軽い会話(?)をしていると、「ぇ~と?」と控えめな声が遮った。





「………落ち着いてください?」



恭輔は困惑した顔をしながら黒いオーラを纏っていて、誰も恭輔と目を合わせずにそっぽを向いていた。




『………ごめん、』




「いや、いいんだけどさ。




紘がすんごい暗い表情で仕事してっからビビってたら、親父に兄弟全員で呼ばれて集会だぜ?




そしたらお前の怪我だと?



ふざけんな‼って感じ」




『こっちがふざけんな』




お前等にまで心配されてたのか……




「……琉稀?この方って…」



恭輔は首を傾げながら手を晴斗に向けている。





『氷室 晴斗-Himuro Haruto-。



柊と伊織と紘の兄貴。』




「……4人兄弟?!」



尚はバッと身を乗り出して目を見開いた。




「お母さんとお父さん頑張ったね!」



『尚』



晴斗は表情にあまり出さなかったけど、頬を引き攣らせた。




『……悪い、晴斗』



「いぃや、別にいいけど」



氷室の4兄弟の母親は禁句だ。



「ま、俺見にきただけだから柊んとこ行ったら帰るゎ」



『忙しい奴だな』



「晃さん程じゃないけどな。



それに怜央、棗とかの方が忙しいだろ。」




『……』



「お前もな。
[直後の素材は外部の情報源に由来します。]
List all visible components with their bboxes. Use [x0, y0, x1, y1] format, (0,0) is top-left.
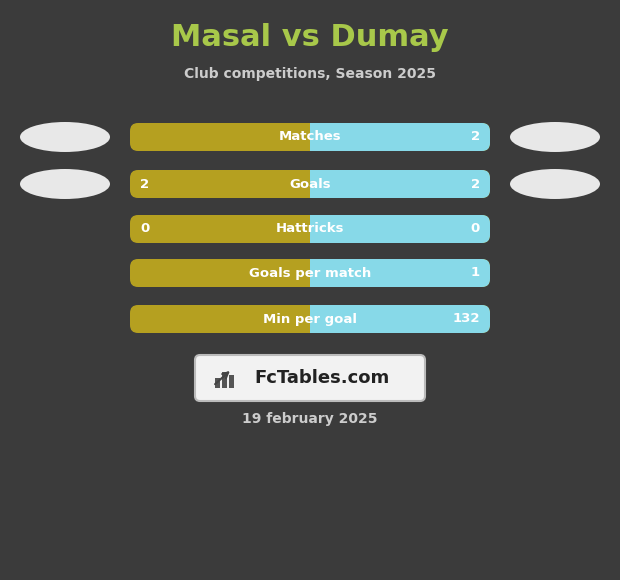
FancyBboxPatch shape [310, 123, 490, 151]
FancyBboxPatch shape [130, 170, 490, 198]
FancyBboxPatch shape [310, 215, 320, 243]
FancyBboxPatch shape [215, 378, 220, 388]
Text: 2: 2 [471, 177, 480, 190]
FancyBboxPatch shape [130, 305, 490, 333]
Text: FcTables.com: FcTables.com [254, 369, 389, 387]
FancyBboxPatch shape [130, 123, 490, 151]
FancyBboxPatch shape [130, 215, 490, 243]
FancyBboxPatch shape [222, 372, 227, 388]
Text: Hattricks: Hattricks [276, 223, 344, 235]
Ellipse shape [510, 122, 600, 152]
Text: Goals: Goals [289, 177, 331, 190]
Text: 0: 0 [471, 223, 480, 235]
FancyBboxPatch shape [310, 123, 320, 151]
Text: Club competitions, Season 2025: Club competitions, Season 2025 [184, 67, 436, 81]
FancyBboxPatch shape [310, 305, 490, 333]
FancyBboxPatch shape [310, 259, 320, 287]
Text: Goals per match: Goals per match [249, 266, 371, 280]
FancyBboxPatch shape [310, 305, 320, 333]
Text: 19 february 2025: 19 february 2025 [242, 412, 378, 426]
Text: 2: 2 [140, 177, 149, 190]
Text: 0: 0 [140, 223, 149, 235]
Text: 132: 132 [453, 313, 480, 325]
Ellipse shape [20, 122, 110, 152]
FancyBboxPatch shape [310, 170, 320, 198]
Ellipse shape [20, 169, 110, 199]
FancyBboxPatch shape [229, 375, 234, 388]
FancyBboxPatch shape [130, 259, 490, 287]
Text: Min per goal: Min per goal [263, 313, 357, 325]
FancyBboxPatch shape [195, 355, 425, 401]
Text: Matches: Matches [278, 130, 342, 143]
FancyBboxPatch shape [310, 215, 490, 243]
Text: Masal vs Dumay: Masal vs Dumay [171, 24, 449, 53]
Ellipse shape [510, 169, 600, 199]
Text: 2: 2 [471, 130, 480, 143]
FancyBboxPatch shape [310, 259, 490, 287]
FancyBboxPatch shape [310, 170, 490, 198]
Text: 1: 1 [471, 266, 480, 280]
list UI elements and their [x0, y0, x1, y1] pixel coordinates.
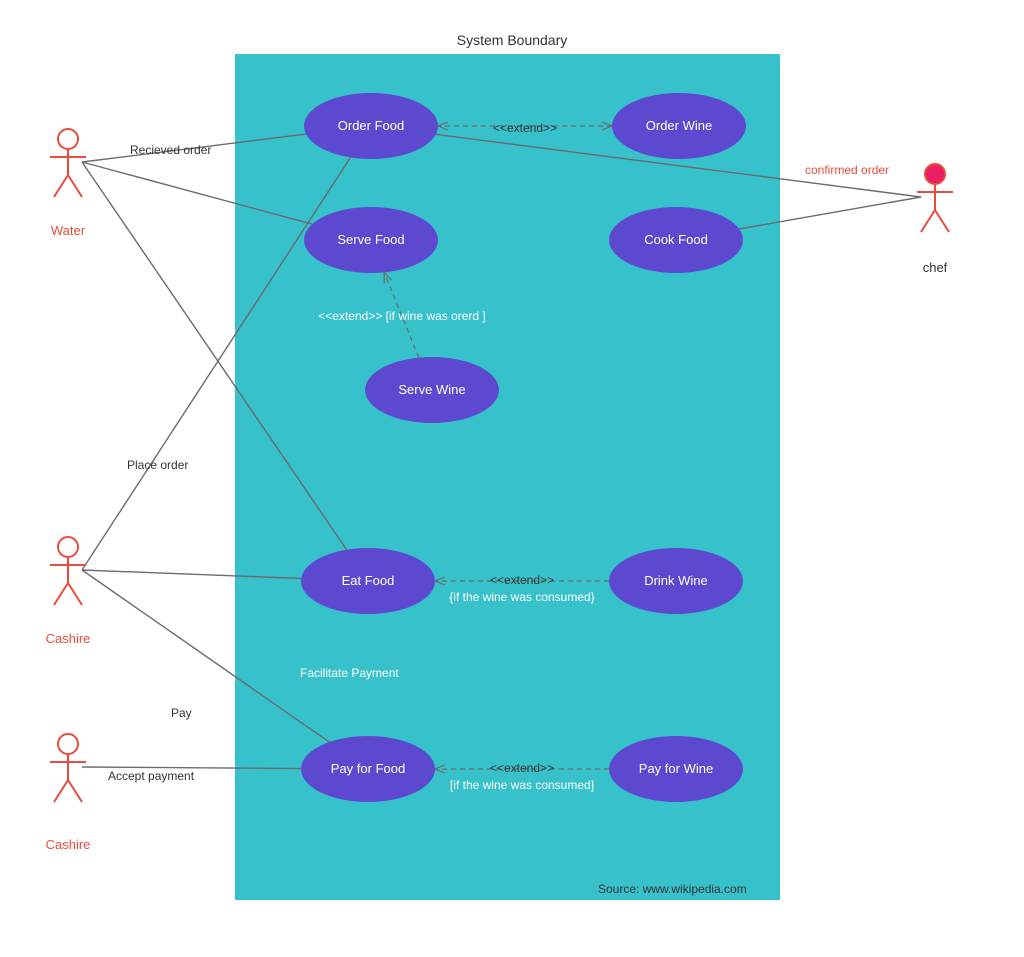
usecase-label: Eat Food	[342, 574, 395, 588]
actor-cashire2	[50, 734, 86, 802]
usecase-label: Order Wine	[646, 119, 712, 133]
actor-label-cashire1: Cashire	[46, 631, 91, 646]
actor-waiter	[50, 129, 86, 197]
usecase-drink-wine: Drink Wine	[609, 548, 743, 614]
association-label: confirmed order	[805, 163, 889, 177]
usecase-label: Serve Wine	[398, 383, 465, 397]
usecase-pay-for-wine: Pay for Wine	[609, 736, 743, 802]
actor-label-cashire2: Cashire	[46, 837, 91, 852]
extend-condition-label: [if the wine was consumed]	[450, 778, 594, 792]
source-citation: Source: www.wikipedia.com	[598, 882, 747, 896]
usecase-label: Pay for Food	[331, 762, 405, 776]
use-case-diagram: System Boundary Order Food Order Wine Serv…	[0, 0, 1024, 957]
usecase-label: Order Food	[338, 119, 404, 133]
usecase-cook-food: Cook Food	[609, 207, 743, 273]
free-label: Facilitate Payment	[300, 666, 399, 680]
usecase-label: Serve Food	[337, 233, 404, 247]
actor-chef	[917, 164, 953, 232]
usecase-serve-wine: Serve Wine	[365, 357, 499, 423]
usecase-order-wine: Order Wine	[612, 93, 746, 159]
association-label: Place order	[127, 458, 188, 472]
association-label: Accept payment	[108, 769, 194, 783]
usecase-label: Pay for Wine	[639, 762, 713, 776]
extend-label: <<extend>> [if wine was orerd ]	[318, 309, 485, 323]
actor-label-chef: chef	[923, 260, 948, 275]
system-boundary-title: System Boundary	[457, 32, 568, 48]
usecase-eat-food: Eat Food	[301, 548, 435, 614]
association-label: Recieved order	[130, 143, 211, 157]
association-label: Pay	[171, 706, 192, 720]
actor-label-waiter: Water	[51, 223, 85, 238]
usecase-serve-food: Serve Food	[304, 207, 438, 273]
extend-label: <<extend>>	[493, 121, 557, 135]
extend-label: <<extend>>	[490, 761, 554, 775]
usecase-pay-for-food: Pay for Food	[301, 736, 435, 802]
usecase-order-food: Order Food	[304, 93, 438, 159]
usecase-label: Cook Food	[644, 233, 708, 247]
extend-condition-label: {if the wine was consumed}	[449, 590, 594, 604]
extend-label: <<extend>>	[490, 573, 554, 587]
actor-cashire1	[50, 537, 86, 605]
usecase-label: Drink Wine	[644, 574, 708, 588]
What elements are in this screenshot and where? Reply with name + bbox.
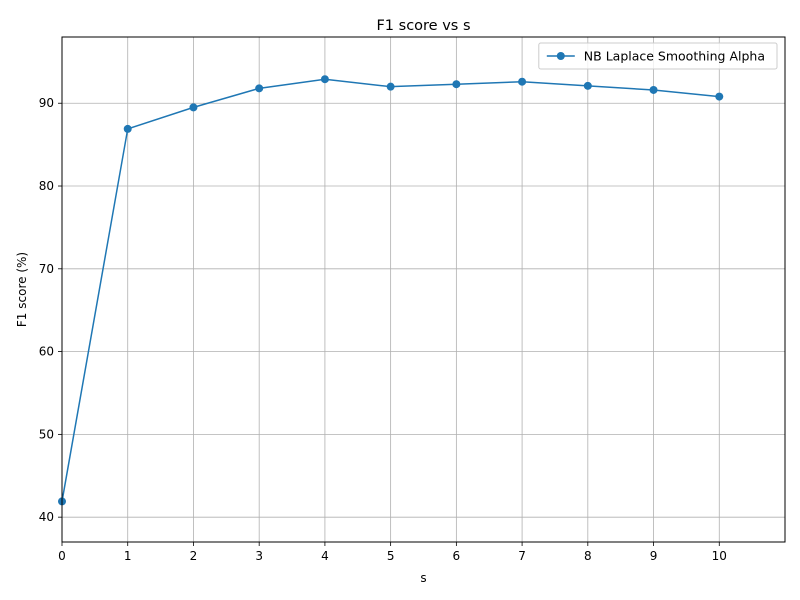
data-point: [715, 92, 724, 101]
x-tick-label: 2: [190, 549, 198, 563]
y-tick-label: 40: [39, 510, 54, 524]
x-tick-label: 0: [58, 549, 66, 563]
axis-ticks: 0 1 2 3 4 5 6 7 8 9 10 40 50 60 70 80 90: [39, 96, 727, 563]
data-point: [123, 124, 132, 133]
y-tick-label: 50: [39, 427, 54, 441]
y-tick-label: 70: [39, 262, 54, 276]
grid-lines: [61, 37, 785, 542]
plot-frame: [61, 36, 786, 543]
x-tick-label: 7: [518, 549, 526, 563]
legend-marker: [556, 52, 565, 60]
data-point: [452, 80, 461, 89]
data-point: [320, 75, 329, 84]
data-point: [255, 84, 264, 93]
x-axis-label: s: [420, 571, 426, 585]
data-point: [649, 85, 658, 94]
chart-title: F1 score vs s: [376, 18, 470, 34]
x-tick-label: 8: [584, 549, 592, 563]
x-tick-label: 5: [387, 549, 395, 563]
x-tick-label: 6: [453, 549, 461, 563]
series-layer: [58, 75, 724, 506]
y-tick-label: 80: [39, 179, 54, 193]
y-tick-label: 60: [39, 345, 54, 359]
y-axis-label: F1 score (%): [15, 252, 29, 327]
legend-box: [538, 42, 778, 70]
x-tick-label: 10: [712, 549, 727, 563]
legend-entry-label: NB Laplace Smoothing Alpha: [584, 49, 765, 64]
x-tick-label: 9: [650, 549, 658, 563]
x-tick-label: 3: [255, 549, 263, 563]
y-tick-label: 90: [39, 96, 54, 110]
legend: NB Laplace Smoothing Alpha: [538, 42, 778, 70]
data-point: [518, 77, 527, 86]
data-point: [189, 103, 198, 112]
x-tick-label: 1: [124, 549, 132, 563]
data-point: [386, 82, 395, 91]
data-point: [583, 81, 592, 90]
x-tick-label: 4: [321, 549, 329, 563]
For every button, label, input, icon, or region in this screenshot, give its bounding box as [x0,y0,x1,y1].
」



晴斗は笑って私の頭をくしゃくしゃしてから屋上を出て行った。




「紘達のお兄さん?




紘が前スーツ着てたのって、お兄さんの手伝いなの?」




『うん、そう言う感じかな…』



「倉庫に携帯忘れた…」



透璃はポケットを漁りながら眉を下げて困った様に言った。



「今日は出席もう取ったし、帰る?」



「悪い…」



「よーし、ゲームしよっと」




皆は自由気ままにダラダラと立ち上がって屋上を出た。




獣帝は1人の失敗を責めずフォローするのが上手い。





「亮太ー車ー」



電話で尚が笑いながらそう言って頭を掻いていた。



『…亮太かわいそ……』


「しょうがない、亮太はそう言う役目だ〜」




陽は笑いながら煙草を吸っている。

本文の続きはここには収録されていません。